Pakistan's own connectivity footprint underscores the point. The country is served by a small number of subsea cable landings at Karachi, and the Pakistan Telecommunication Authority's repeated throttling of platforms — including the extended restriction on X that began in February 2024 — illustrates how thin the line is between localisation and operational lock-in.
A proportionate path forward
None of this is an argument against a privacy law. Pakistan is one of the last large jurisdictions in the region without comprehensive data-protection legislation, and citizens deserve enforceable rights against arbitrary collection, profiling, and breach. The 2023 draft includes genuinely useful provisions: a data-subject access right, breach notification, purpose limitation, and a dedicated regulator. Parliament should pass those.
What it should not pass is open-ended localisation authority. A more proportionate model would:
- Narrow 'critical data' in statute, not delegate it to a regulator. National security and certain government datasets are defensible; broad commercial categories are not.

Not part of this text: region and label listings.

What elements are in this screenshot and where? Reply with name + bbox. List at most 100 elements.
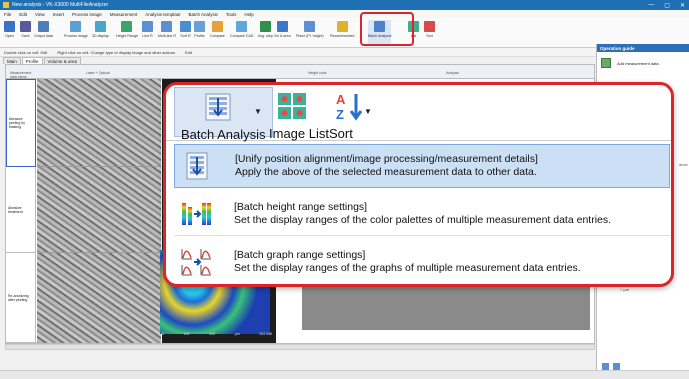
app-icon: [3, 2, 9, 8]
colormap-axis: 0 100 200 μm 202.348: [162, 332, 272, 336]
avg-step-icon: [259, 21, 271, 32]
save-icon: [20, 21, 31, 32]
recommended-icon: [336, 21, 348, 32]
output-data-icon: [37, 21, 49, 32]
maximize-button[interactable]: ▢: [664, 2, 670, 9]
microscope-image-3[interactable]: [37, 253, 161, 343]
guide-nav-arrows: [602, 363, 620, 370]
open-button[interactable]: Open: [4, 20, 15, 46]
profile-icon: [194, 21, 205, 32]
horizontal-scrollbar[interactable]: [5, 344, 595, 350]
batch-height-range-icon: [180, 199, 212, 229]
sort-icon: [424, 21, 435, 32]
height-range-icon: [121, 21, 133, 32]
vol-area-icon: [276, 21, 288, 32]
menu-tools[interactable]: Tools: [226, 12, 237, 17]
sort-az-icon: A Z: [335, 91, 365, 122]
window-controls: — ▢ ✕: [648, 0, 685, 10]
batch-analysis-icon: [203, 92, 233, 122]
3d-display-icon: [94, 21, 106, 32]
menu-item-title: [Batch height range settings]: [234, 200, 368, 213]
guide-item-add-data[interactable]: Add measurement data.: [597, 52, 689, 74]
process-image-icon: [70, 21, 82, 32]
tree-item[interactable]: □ μm: [620, 287, 629, 292]
image-list-icon: [277, 91, 307, 121]
row-header-1[interactable]: Abrasive peeling by blasting: [6, 79, 36, 167]
batch-graph-range-icon: [180, 247, 212, 277]
popup-sort-button[interactable]: A Z Sort: [329, 91, 365, 141]
open-icon: [4, 21, 15, 32]
line-r-button[interactable]: Line R: [142, 20, 153, 46]
edit-hint[interactable]: Edit: [185, 50, 192, 55]
row-header-2[interactable]: Abrasive treatment: [6, 167, 36, 253]
menu-insert[interactable]: Insert: [53, 12, 64, 17]
menu-item-desc: Set the display ranges of the graphs of …: [234, 262, 581, 274]
menu-bar: File Edit View Insert Process image Meas…: [0, 10, 689, 18]
menu-item-batch-graph-range[interactable]: [Batch graph range settings] Set the dis…: [174, 240, 670, 284]
compare-cad-icon: [236, 21, 248, 32]
row-header-3[interactable]: Re-anodizing after peeling: [6, 253, 36, 343]
minimize-button[interactable]: —: [648, 2, 654, 8]
batch-analysis-highlight: [360, 12, 414, 46]
tab-profile[interactable]: Profile: [21, 57, 43, 64]
line-r-icon: [142, 21, 153, 32]
output-data-button[interactable]: Output data: [34, 20, 53, 46]
popup-image-list-button[interactable]: Image List: [269, 91, 329, 141]
close-button[interactable]: ✕: [680, 2, 685, 9]
ribbon-toolbar: Open Save Output data Process image 3D d…: [0, 18, 689, 48]
col-header-analysis[interactable]: Analysis: [446, 71, 459, 75]
recommended-button[interactable]: Recommended: [330, 20, 354, 46]
arrow-up-icon[interactable]: [602, 363, 609, 370]
menu-view[interactable]: View: [35, 12, 45, 17]
operation-guide-title: Operation guide: [597, 44, 689, 52]
menu-item-title: [Unify position alignment/image processi…: [235, 153, 538, 165]
col-header-data-name[interactable]: Measurement data name: [10, 71, 36, 79]
menu-help[interactable]: Help: [244, 12, 253, 17]
hint-bar: Double click on cell: Edit Right click o…: [0, 48, 600, 57]
menu-measurement[interactable]: Measurement: [110, 12, 138, 17]
multi-line-r-button[interactable]: Multi-line R: [158, 20, 176, 46]
microscope-image-2[interactable]: [37, 167, 161, 253]
save-button[interactable]: Save: [20, 20, 31, 46]
guide-side-label: ance: [679, 162, 688, 167]
menu-process-image[interactable]: Process image: [72, 12, 102, 17]
title-bar: New analysis - VK-X3000 MultiFileAnalyze…: [0, 0, 689, 10]
plane-button[interactable]: Plane (Pl. height): [296, 20, 324, 46]
multi-line-r-icon: [161, 21, 173, 32]
tab-main[interactable]: Main: [3, 57, 21, 64]
grid-column-header: Measurement data name Laser + Optical He…: [6, 65, 594, 79]
arrow-down-icon[interactable]: [613, 363, 620, 370]
window-title: New analysis - VK-X3000 MultiFileAnalyze…: [12, 2, 109, 8]
menu-analysis-template[interactable]: Analysis template: [145, 12, 180, 17]
vol-area-button[interactable]: Vol & area: [274, 20, 291, 46]
menu-item-unify-settings[interactable]: [Unify position alignment/image processi…: [174, 144, 670, 188]
surf-r-button[interactable]: Surf R: [180, 20, 191, 46]
sort-caret-icon[interactable]: ▼: [364, 107, 372, 116]
menu-edit[interactable]: Edit: [19, 12, 27, 17]
menu-file[interactable]: File: [4, 12, 11, 17]
height-range-button[interactable]: Height Range: [116, 20, 138, 46]
surf-r-icon: [180, 21, 191, 32]
menu-batch-analysis[interactable]: Batch Analysis: [189, 12, 218, 17]
col-header-height-color[interactable]: Height color: [308, 71, 327, 75]
unify-settings-icon: [181, 151, 213, 181]
tab-volume-area[interactable]: Volume & area: [43, 57, 82, 64]
compare-icon: [211, 21, 223, 32]
svg-text:A: A: [336, 92, 346, 107]
menu-item-desc: Set the display ranges of the color pale…: [234, 213, 612, 226]
3d-display-button[interactable]: 3D display: [92, 20, 109, 46]
plane-icon: [304, 21, 316, 32]
avg-step-button[interactable]: Avg. step: [258, 20, 273, 46]
double-click-hint: Double click on cell: Edit: [4, 49, 48, 55]
compare-button[interactable]: Compare: [210, 20, 225, 46]
status-bar: [0, 370, 689, 379]
profile-button[interactable]: Profile: [194, 20, 205, 46]
compare-cad-button[interactable]: Compare CAD: [230, 20, 253, 46]
menu-item-batch-height-range[interactable]: [Batch height range settings] Set the di…: [174, 192, 670, 236]
add-data-icon: [601, 58, 611, 68]
batch-analysis-caret-icon[interactable]: ▼: [254, 107, 262, 116]
process-image-button[interactable]: Process image: [64, 20, 88, 46]
microscope-image-1[interactable]: [37, 79, 161, 167]
col-header-laser-optical[interactable]: Laser + Optical: [86, 71, 110, 75]
ribbon-sort-button[interactable]: Sort: [424, 20, 435, 46]
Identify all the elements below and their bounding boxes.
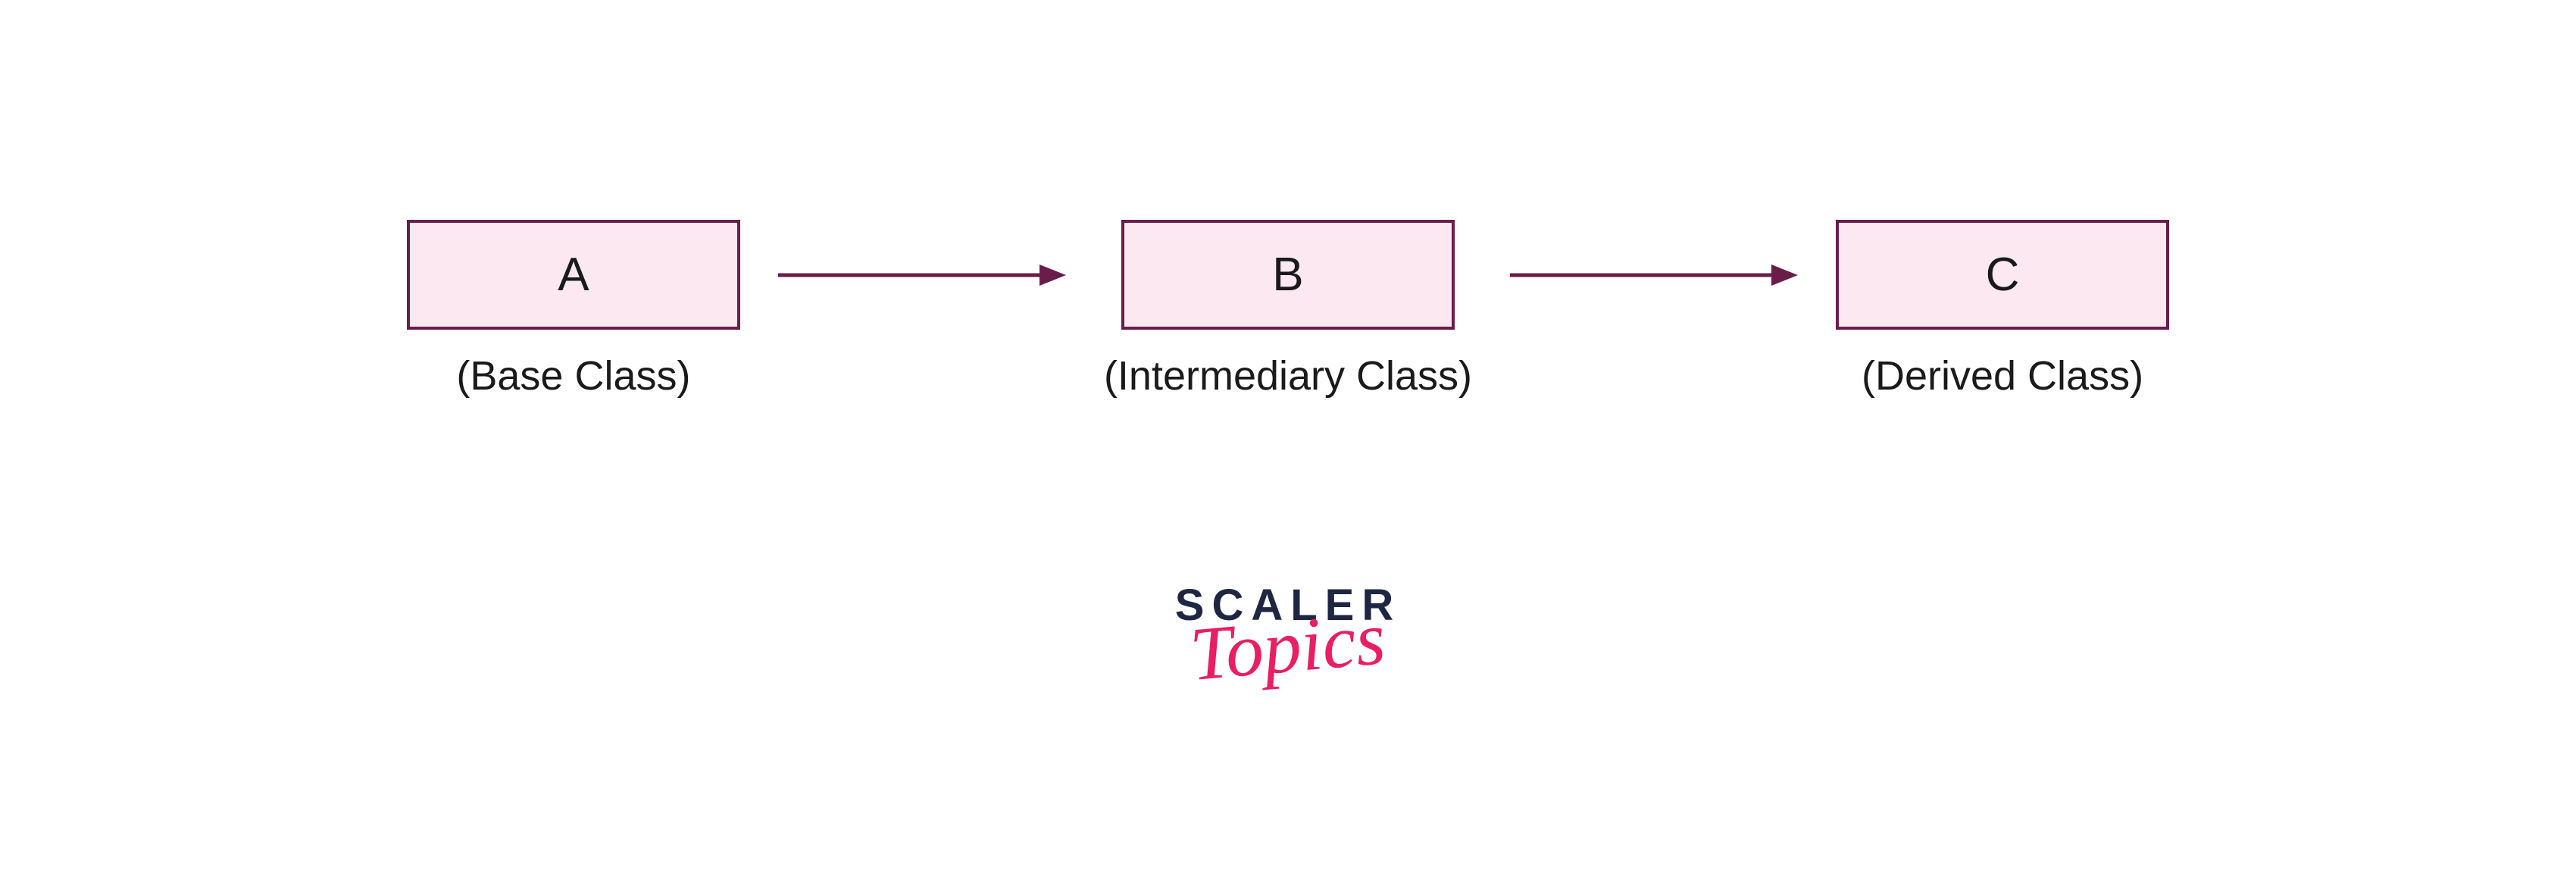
logo-line2: Topics xyxy=(1189,612,1388,681)
arrow-icon xyxy=(778,260,1066,290)
class-box-c: C xyxy=(1836,220,2169,330)
inheritance-diagram: A (Base Class) B (Intermediary Class) C … xyxy=(0,220,2576,399)
class-node-a: A (Base Class) xyxy=(407,220,740,399)
class-box-a: A xyxy=(407,220,740,330)
class-label-c: (Derived Class) xyxy=(1862,352,2143,399)
class-label-b: (Intermediary Class) xyxy=(1104,352,1472,399)
class-node-c: C (Derived Class) xyxy=(1836,220,2169,399)
class-letter: B xyxy=(1272,248,1303,302)
class-letter: C xyxy=(1986,248,2020,302)
class-label-a: (Base Class) xyxy=(456,352,690,399)
class-node-b: B (Intermediary Class) xyxy=(1104,220,1472,399)
arrow-a-to-b xyxy=(740,220,1104,330)
class-box-b: B xyxy=(1121,220,1455,330)
arrow-icon xyxy=(1510,260,1798,290)
class-letter: A xyxy=(558,248,589,302)
arrow-b-to-c xyxy=(1472,220,1836,330)
scaler-topics-logo: SCALER Topics xyxy=(1175,584,1401,675)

- Adopt a transfer-by-default framework closer to the DPDP Act's blacklist model, supplemented by standard contractual clauses for sensitive categories.
- Recognise hyperscaler in-region presence — including AWS's Karachi local zone and Azure's planned Pakistan region — as compliant storage where appropriate, rather than mandating physical co-location for every regulated dataset.
- Require an economic impact assessment before any new 'critical' category is notified, modelled on the UK Information Commissioner's Office consultation practice.
Pakistan's digital economy is one of the country's few genuinely high-growth export sectors, with IT exports crossing $3 billion in fiscal year 2024 according to the State Bank. A privacy law that fragments the cloud will not protect Pakistanis; it will price the country out of the workloads that fund its developers. Parliament has the opportunity to deliver rights without walls. It should take it.